Some things never change
My Italian grandparents were born in Ohio and Arkansas and now live in San Francisco, but no matter where they lived they always had the best food.
I keep close memory of when my family got together. It was constantly a room filled with a bunch of loud mouths whose voices got louder as they all began to talk over each other.
Watching the San Francisco Giants play on TV while everyone yelled at the screen, I had a pounding headache by the time I got home.
However, there was no way I would hide away in one of my grandma’s extra bedrooms because the pizza would be coming out of the hot baking oven soon.
Gooey, melted, stringy mozzarella cheese draped over the homemade tomato sauce my grandma makes anytime time I ask her to. I never thought to look at anything else she made because it always seemed like there was a glistening light surrounding the pizza.

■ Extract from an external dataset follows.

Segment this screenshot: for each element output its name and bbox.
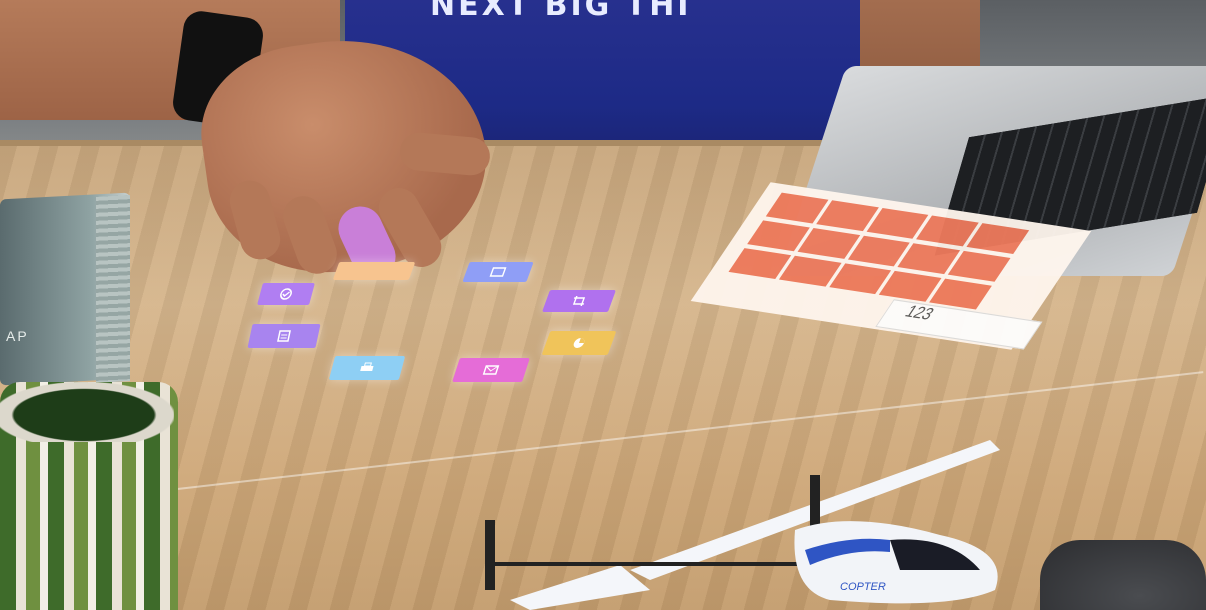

The aroma of it filled the house while everyone hopped out of there chairs to get a piece.
When I finally put mine on my plate and took a bite, burning the roof of my mouth was not something I was nearly concerned about.
The warm salty dough was soft and cooked to perfection.
No one in my family loved pizza as much as me, so while they were all saving room for dessert or soup and salad I was having another savory slice.
Even when I was full I didn’t want to stop, it reeled me in like a fish on a hook and I couldn’t get enough.
By the time I couldn’t bear to stand up I knew I finally had enough, I sprawled on the couch to make the stuffed, aching feeling in my stomach go anyway while my mom and dad nagged about how I shouldn’t have eaten so much.
Though, I still do that and I never once regretted it. Some things never change, and for me this is one of them.